Practice—Taking Judgment by Default While Plea is on Pile is Error.—The filing of a plea is a waiver of a demurrer already on file, and while a plea is on file it is error to take judgment against a defendant by default.

Assumpsit, on a promissory note. Error to the Superior Court of Cook County; the Hon. Farlin Q. Ball, Judge, presiding.
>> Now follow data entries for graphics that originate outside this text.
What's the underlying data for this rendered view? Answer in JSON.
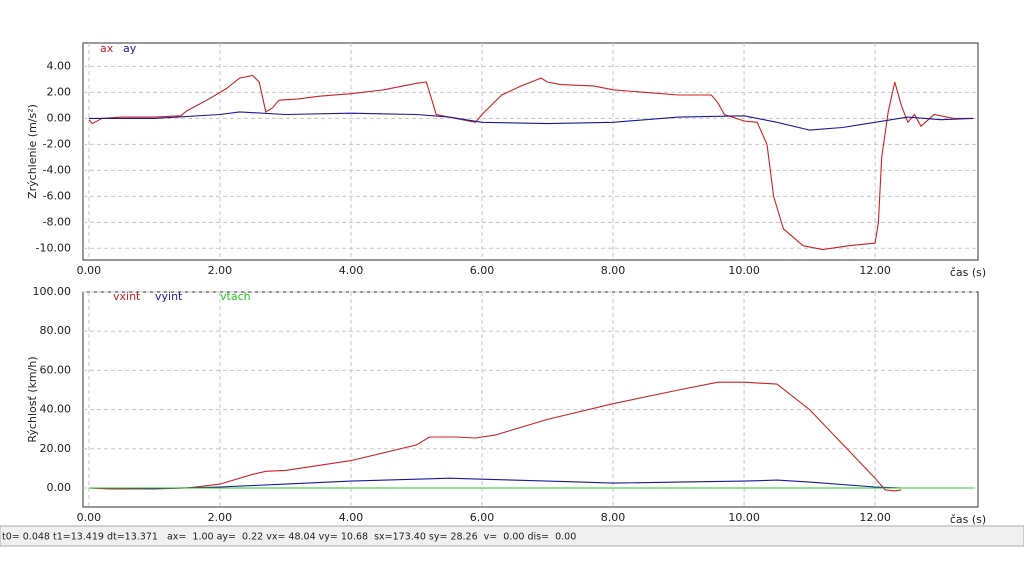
{
  "chart_data": [
    {
      "type": "line",
      "ylabel": "Zrýchlenie (m/s²)",
      "xlabel": "čas (s)",
      "xlim": [
        -0.09,
        13.57
      ],
      "ylim": [
        -10.9,
        5.8
      ],
      "grid": true,
      "xticks": [
        {
          "value": 0,
          "label": "0.00"
        },
        {
          "value": 2,
          "label": "2.00"
        },
        {
          "value": 4,
          "label": "4.00"
        },
        {
          "value": 6,
          "label": "6.00"
        },
        {
          "value": 8,
          "label": "8.00"
        },
        {
          "value": 10,
          "label": "10.00"
        },
        {
          "value": 12,
          "label": "12.00"
        }
      ],
      "yticks": [
        {
          "value": 4,
          "label": "4.00"
        },
        {
          "value": 2,
          "label": "2.00"
        },
        {
          "value": 0,
          "label": "0.00"
        },
        {
          "value": -2,
          "label": "-2.00"
        },
        {
          "value": -4,
          "label": "-4.00"
        },
        {
          "value": -6,
          "label": "-6.00"
        },
        {
          "value": -8,
          "label": "-8.00"
        },
        {
          "value": -10,
          "label": "-10.00"
        }
      ],
      "series": [
        {
          "name": "ax",
          "color": "#cc2222",
          "x": [
            0,
            0.05,
            0.2,
            0.5,
            1,
            1.4,
            1.5,
            1.8,
            2.1,
            2.3,
            2.5,
            2.6,
            2.7,
            2.8,
            2.9,
            3.2,
            3.5,
            4,
            4.5,
            5,
            5.15,
            5.2,
            5.3,
            5.6,
            5.9,
            6.0,
            6.3,
            6.6,
            6.9,
            7.0,
            7.2,
            7.7,
            8,
            8.5,
            9,
            9.5,
            9.6,
            9.7,
            10,
            10.2,
            10.35,
            10.45,
            10.6,
            10.9,
            11.2,
            11.6,
            12.0,
            12.05,
            12.1,
            12.2,
            12.3,
            12.4,
            12.5,
            12.6,
            12.7,
            12.9,
            13.2,
            13.5
          ],
          "values": [
            -0.1,
            -0.4,
            0,
            0.1,
            0.1,
            0.2,
            0.6,
            1.4,
            2.3,
            3.1,
            3.3,
            2.8,
            0.5,
            0.8,
            1.4,
            1.5,
            1.7,
            1.9,
            2.2,
            2.7,
            2.8,
            2.0,
            0.3,
            0.0,
            -0.3,
            0.3,
            1.8,
            2.5,
            3.1,
            2.8,
            2.6,
            2.5,
            2.2,
            2.0,
            1.8,
            1.8,
            1.2,
            0.3,
            -0.2,
            -0.3,
            -2,
            -6,
            -8.5,
            -9.8,
            -10.1,
            -9.8,
            -9.6,
            -8,
            -3,
            0.5,
            2.8,
            1,
            -0.3,
            0.3,
            -0.6,
            0.3,
            0,
            0
          ]
        },
        {
          "name": "ay",
          "color": "#1a1a99",
          "x": [
            0,
            1,
            2,
            2.3,
            3,
            4,
            5,
            5.5,
            6,
            7,
            8,
            9,
            10,
            10.5,
            11,
            11.5,
            12,
            12.5,
            13,
            13.5
          ],
          "values": [
            0,
            0,
            0.3,
            0.5,
            0.3,
            0.4,
            0.3,
            0.1,
            -0.3,
            -0.4,
            -0.3,
            0.1,
            0.2,
            -0.3,
            -0.9,
            -0.7,
            -0.3,
            0.1,
            -0.1,
            0
          ]
        }
      ]
    },
    {
      "type": "line",
      "ylabel": "Rýchlosť (km/h)",
      "xlabel": "čas (s)",
      "xlim": [
        -0.09,
        13.57
      ],
      "ylim": [
        -9.7,
        100
      ],
      "grid": true,
      "xticks": [
        {
          "value": 0,
          "label": "0.00"
        },
        {
          "value": 2,
          "label": "2.00"
        },
        {
          "value": 4,
          "label": "4.00"
        },
        {
          "value": 6,
          "label": "6.00"
        },
        {
          "value": 8,
          "label": "8.00"
        },
        {
          "value": 10,
          "label": "10.00"
        },
        {
          "value": 12,
          "label": "12.00"
        }
      ],
      "yticks": [
        {
          "value": 100,
          "label": "100.00"
        },
        {
          "value": 80,
          "label": "80.00"
        },
        {
          "value": 60,
          "label": "60.00"
        },
        {
          "value": 40,
          "label": "40.00"
        },
        {
          "value": 20,
          "label": "20.00"
        },
        {
          "value": 0,
          "label": "0.00"
        }
      ],
      "series": [
        {
          "name": "vxint",
          "color": "#cc2222",
          "x": [
            0,
            0.3,
            1,
            1.5,
            2,
            2.5,
            2.7,
            3,
            4,
            5,
            5.2,
            5.6,
            5.9,
            6.2,
            7,
            8,
            9,
            9.6,
            10,
            10.5,
            11,
            12,
            12.15,
            12.3,
            12.4
          ],
          "values": [
            0,
            -0.5,
            -0.5,
            0,
            2,
            7,
            8.5,
            9,
            14,
            22,
            26,
            26,
            25.5,
            27,
            35,
            43,
            50,
            54,
            54,
            53,
            40,
            5,
            -1,
            -1.5,
            -1
          ]
        },
        {
          "name": "vyint",
          "color": "#1a1a99",
          "x": [
            0,
            1,
            2,
            3,
            4,
            5,
            5.5,
            6,
            7,
            8,
            9,
            10,
            10.5,
            11,
            12,
            12.4
          ],
          "values": [
            0,
            -0.3,
            0.5,
            2,
            3.5,
            4.5,
            5,
            4.5,
            3.5,
            2.5,
            3,
            3.5,
            4,
            3,
            0.5,
            0
          ]
        },
        {
          "name": "vtach",
          "color": "#22cc22",
          "x": [
            0,
            13.5
          ],
          "values": [
            0,
            0
          ]
        }
      ]
    }
  ],
  "status_bar": "t0= 0.048 t1=13.419 dt=13.371   ax=  1.00 ay=  0.22 vx= 48.04 vy= 10.68  sx=173.40 sy= 28.26  v=  0.00 dis=  0.00"
}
Heard in this court at the October term, 1897.

Reversed and remanded.

Opinion filed January 17, 1897.

Charles Pickler, attorney for appellants.

Mr. Justice Adams

delivered the opinion of the Court.

It appears from the record, that defendants in error sued the plaintiffs in error in assumpsit to the July term, 1896, of the Superior Court; that the summons was served in time for that term; that July 8, 1896, which was the third day of the July term, plaintiffs in error filed a demurrer to the declaration of defendants in error, and on the same day filed a plea of the general issue verified, which waived the demurrer, and that defendarits in error, July 13, 1896, and while said plea was on file, took judgment by default against *160plaintiffs in error for want of a plea. The taking such judgment was evidently an oversight on the part both of the trial court and the attorney of defendants in error.

Judgment reversed and cause remanded.